Joining Frontier on the Top500 list, El Capitan EDS, RZAdams, and Tuolumne demonstrate that the El Capitan system is on track to exceed two exaflops of double precision performance, becoming the second supercomputer to surpass the exaflop barrier powered by AMD.
“RZAdams is a critical addition to LLNL’s existing and highly capable unclassified computing ecosystem,” said Bronis R. de Supinski, chief technology officer for Livermore Computing, LLNL. “Given the boost in performance we are already seeing from the AMD Instinct MI300A APUs, we expect this system to be a strategically significant resource and to move us forward across a wide range of scientific areas. RZAdams is supporting essential opportunities for code porting, optimization and software development for some of the applications that will eventually run on El Capitan. It is also allowing our scientists to push the boundaries of discovery with greater speed and efficiency than previous unclassified systems.”
New AMD Alveo V80 Accelerator for HPC and Compute-Intensive Workloads: To deliver optimized hardware-accelerated systems tailored for a wide spectrum of compute-intensive workloads, AMD launched the Alveo V80 Compute Accelerator Card.
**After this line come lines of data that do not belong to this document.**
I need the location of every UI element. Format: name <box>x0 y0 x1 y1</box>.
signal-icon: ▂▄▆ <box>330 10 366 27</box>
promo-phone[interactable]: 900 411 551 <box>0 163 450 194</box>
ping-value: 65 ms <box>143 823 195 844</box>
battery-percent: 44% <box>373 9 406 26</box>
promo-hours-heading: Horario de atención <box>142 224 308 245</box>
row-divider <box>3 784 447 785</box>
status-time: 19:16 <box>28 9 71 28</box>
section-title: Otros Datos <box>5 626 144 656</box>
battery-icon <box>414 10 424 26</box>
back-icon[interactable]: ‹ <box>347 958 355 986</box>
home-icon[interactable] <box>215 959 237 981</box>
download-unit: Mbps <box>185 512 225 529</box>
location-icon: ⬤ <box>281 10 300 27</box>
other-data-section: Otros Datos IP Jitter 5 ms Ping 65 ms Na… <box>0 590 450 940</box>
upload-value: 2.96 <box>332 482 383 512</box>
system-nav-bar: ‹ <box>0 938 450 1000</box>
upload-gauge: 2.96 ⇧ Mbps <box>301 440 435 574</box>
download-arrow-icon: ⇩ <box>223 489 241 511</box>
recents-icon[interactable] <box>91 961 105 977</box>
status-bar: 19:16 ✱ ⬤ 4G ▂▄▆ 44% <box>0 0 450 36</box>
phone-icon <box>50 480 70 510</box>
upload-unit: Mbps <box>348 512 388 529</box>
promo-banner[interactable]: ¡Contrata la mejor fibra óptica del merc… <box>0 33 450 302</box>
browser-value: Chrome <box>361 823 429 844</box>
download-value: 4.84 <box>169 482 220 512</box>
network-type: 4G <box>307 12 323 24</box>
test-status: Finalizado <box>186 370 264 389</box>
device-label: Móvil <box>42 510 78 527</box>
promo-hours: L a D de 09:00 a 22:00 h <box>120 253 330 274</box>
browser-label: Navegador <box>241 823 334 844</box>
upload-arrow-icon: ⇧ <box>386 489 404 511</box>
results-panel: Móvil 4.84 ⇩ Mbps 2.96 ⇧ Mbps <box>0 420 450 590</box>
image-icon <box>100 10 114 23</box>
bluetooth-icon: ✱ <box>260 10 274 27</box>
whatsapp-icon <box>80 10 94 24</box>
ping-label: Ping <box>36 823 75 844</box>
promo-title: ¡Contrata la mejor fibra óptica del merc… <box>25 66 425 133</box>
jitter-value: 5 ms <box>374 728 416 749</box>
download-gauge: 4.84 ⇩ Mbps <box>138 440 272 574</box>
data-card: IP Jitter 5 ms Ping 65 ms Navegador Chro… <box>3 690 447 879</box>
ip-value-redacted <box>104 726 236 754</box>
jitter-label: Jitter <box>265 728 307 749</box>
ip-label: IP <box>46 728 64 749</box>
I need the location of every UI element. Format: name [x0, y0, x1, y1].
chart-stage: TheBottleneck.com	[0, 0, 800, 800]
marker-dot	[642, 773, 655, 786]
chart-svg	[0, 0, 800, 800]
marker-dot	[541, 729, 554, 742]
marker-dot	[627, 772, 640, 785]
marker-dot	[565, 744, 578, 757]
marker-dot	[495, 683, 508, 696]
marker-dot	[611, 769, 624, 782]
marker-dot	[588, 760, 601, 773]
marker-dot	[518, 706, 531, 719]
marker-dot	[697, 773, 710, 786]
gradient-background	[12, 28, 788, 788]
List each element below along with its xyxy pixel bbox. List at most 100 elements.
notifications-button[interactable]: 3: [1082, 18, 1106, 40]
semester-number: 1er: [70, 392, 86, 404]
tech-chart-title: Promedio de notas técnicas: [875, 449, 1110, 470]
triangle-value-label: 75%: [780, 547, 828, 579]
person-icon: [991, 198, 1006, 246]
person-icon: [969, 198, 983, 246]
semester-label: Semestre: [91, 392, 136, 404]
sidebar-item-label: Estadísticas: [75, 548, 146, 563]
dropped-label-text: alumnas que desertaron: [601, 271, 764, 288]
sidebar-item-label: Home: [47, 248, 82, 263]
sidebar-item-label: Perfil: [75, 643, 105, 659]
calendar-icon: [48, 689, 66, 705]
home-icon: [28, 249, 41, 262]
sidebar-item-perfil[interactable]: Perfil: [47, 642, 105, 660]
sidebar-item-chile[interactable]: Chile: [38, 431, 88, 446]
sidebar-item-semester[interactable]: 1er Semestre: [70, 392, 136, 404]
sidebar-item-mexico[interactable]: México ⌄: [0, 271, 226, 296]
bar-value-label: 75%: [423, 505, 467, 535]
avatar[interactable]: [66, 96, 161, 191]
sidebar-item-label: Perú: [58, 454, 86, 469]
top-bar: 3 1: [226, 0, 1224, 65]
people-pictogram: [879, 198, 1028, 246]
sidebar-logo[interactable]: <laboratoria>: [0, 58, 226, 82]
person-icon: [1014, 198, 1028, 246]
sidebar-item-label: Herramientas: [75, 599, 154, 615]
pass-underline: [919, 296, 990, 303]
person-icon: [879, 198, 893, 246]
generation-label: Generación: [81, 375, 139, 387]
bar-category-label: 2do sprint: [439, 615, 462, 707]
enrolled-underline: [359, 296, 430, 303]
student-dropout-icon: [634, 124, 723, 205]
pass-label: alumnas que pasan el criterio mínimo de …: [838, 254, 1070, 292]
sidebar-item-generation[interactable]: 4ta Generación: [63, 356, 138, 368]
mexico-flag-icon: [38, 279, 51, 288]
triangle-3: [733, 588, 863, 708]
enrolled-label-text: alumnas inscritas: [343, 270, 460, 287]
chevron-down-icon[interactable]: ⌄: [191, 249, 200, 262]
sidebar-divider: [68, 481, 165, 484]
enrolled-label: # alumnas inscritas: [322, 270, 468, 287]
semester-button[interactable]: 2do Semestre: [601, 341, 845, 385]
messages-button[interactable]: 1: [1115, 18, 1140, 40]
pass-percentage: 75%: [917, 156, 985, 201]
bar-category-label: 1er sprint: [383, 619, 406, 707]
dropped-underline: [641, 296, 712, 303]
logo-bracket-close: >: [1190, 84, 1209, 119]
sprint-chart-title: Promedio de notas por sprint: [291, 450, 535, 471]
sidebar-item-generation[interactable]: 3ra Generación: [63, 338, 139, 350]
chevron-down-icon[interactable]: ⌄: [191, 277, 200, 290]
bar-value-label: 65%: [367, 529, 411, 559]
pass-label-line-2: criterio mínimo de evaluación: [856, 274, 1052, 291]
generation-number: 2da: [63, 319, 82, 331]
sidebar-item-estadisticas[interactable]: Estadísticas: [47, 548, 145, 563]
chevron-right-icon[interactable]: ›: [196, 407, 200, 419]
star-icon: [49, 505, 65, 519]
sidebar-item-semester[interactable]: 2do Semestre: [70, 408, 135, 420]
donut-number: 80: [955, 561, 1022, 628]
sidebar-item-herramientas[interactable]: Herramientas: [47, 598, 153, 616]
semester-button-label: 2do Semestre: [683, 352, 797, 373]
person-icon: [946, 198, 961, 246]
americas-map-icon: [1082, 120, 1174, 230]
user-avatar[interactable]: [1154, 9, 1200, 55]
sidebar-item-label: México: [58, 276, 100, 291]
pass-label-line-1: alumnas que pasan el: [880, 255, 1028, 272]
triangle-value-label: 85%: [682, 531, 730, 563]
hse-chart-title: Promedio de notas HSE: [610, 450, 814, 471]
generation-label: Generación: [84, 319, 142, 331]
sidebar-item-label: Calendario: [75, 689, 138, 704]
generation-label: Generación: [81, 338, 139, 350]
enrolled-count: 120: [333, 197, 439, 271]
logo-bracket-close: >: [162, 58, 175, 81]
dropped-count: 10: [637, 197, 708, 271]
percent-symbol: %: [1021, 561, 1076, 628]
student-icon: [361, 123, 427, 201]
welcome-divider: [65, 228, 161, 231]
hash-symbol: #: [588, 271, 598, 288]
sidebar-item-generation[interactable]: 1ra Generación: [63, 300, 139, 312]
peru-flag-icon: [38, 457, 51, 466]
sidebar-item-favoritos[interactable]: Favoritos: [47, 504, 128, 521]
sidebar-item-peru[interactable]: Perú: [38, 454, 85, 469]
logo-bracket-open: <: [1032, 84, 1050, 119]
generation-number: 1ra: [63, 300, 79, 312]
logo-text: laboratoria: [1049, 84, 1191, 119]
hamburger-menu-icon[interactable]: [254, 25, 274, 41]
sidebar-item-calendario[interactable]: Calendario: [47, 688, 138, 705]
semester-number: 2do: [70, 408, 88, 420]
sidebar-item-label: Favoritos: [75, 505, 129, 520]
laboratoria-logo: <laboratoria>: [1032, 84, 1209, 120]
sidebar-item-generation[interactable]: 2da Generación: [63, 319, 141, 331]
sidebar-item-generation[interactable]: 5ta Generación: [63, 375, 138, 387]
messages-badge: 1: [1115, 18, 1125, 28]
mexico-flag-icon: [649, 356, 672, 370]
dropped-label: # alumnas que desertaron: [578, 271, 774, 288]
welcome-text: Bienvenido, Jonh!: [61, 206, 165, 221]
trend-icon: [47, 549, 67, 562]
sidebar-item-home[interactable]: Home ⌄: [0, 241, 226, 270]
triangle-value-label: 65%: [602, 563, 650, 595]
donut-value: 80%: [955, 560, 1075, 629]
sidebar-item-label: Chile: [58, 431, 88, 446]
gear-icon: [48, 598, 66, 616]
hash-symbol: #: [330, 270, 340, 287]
This new hardware adaptable accelerator is purpose-built to overcome performance bottlenecks for compute-intensive workloads with large data sets common to HPC, data analytics and network security applications.
Powered by the AMD Versal HBM Series adaptive SoC, the Alveo V80 accelerator card offers up to a 2X increase in memory bandwidth and logic density, and up to 4X the network bandwidth compared to the previous generationi It delivers massive hardware parallelism and 820GB/s memory bandwidth while hardware flexibility allows for real-time acceleration of diverse and custom workloads and data types for applications such as genomic sequencing, molecular dynamics, sensor processing, blockchain, and next-generation firewall and network security. Supermicro is integrating the Alveo V80 accelerator with AMD EPYC CPU-powered Supermicro servers.
“Supermicro’s strategic and long-standing collaboration with AMD enables us to address customer requirements for grappling with compute-intensive and memory-bound workloads at scale with superior time-to-delivery,” said Michael McNerney, SVP, Marketing and Network Security, Supermicro. “By leveraging the AMD Alveo V80 accelerator alongside our A+ server family, including the AS-4125GS-TNRT, customers can immediately take advantage of this compact 4U server solution for deployments where compute density and memory bandwidth are critical.”
Throughout the year, AMD EPYC processors and AMD Instinct accelerators have been leveraged to power many new supercomputers, including:
- Italian energy company Eni announced their new HPC6 supercomputer, powered by AMD EPYC CPUs and AMD Instinct GPUs. Once completed, HPC6 will be one of the world’s most powerful supercomputers dedicated to industrial applications.
- Lenovo and the University of Paderborn recently announced plans to build a new supercomputer powered by AMD EPYC CPUs. The installation is expected to start
by the second half of 2024.
- The High-Performance Computing Center of the University of Stuttgart (HLRS) has announced plans to build The Hunter system, which will be powered by the AMD Instinct MI300A accelerators.
- AGH University of Krakow unveiled a new supercomputer, powered by 4th Gen AMD EPYC CPUs, called Helios, which will be Poland’s fastest system to-date.
- AMD recently released ROCm 6.1 which consists of new features and optimizations to improve the stability and performance of applications powered by the latest AMD Instinct MI300 Series GPUs.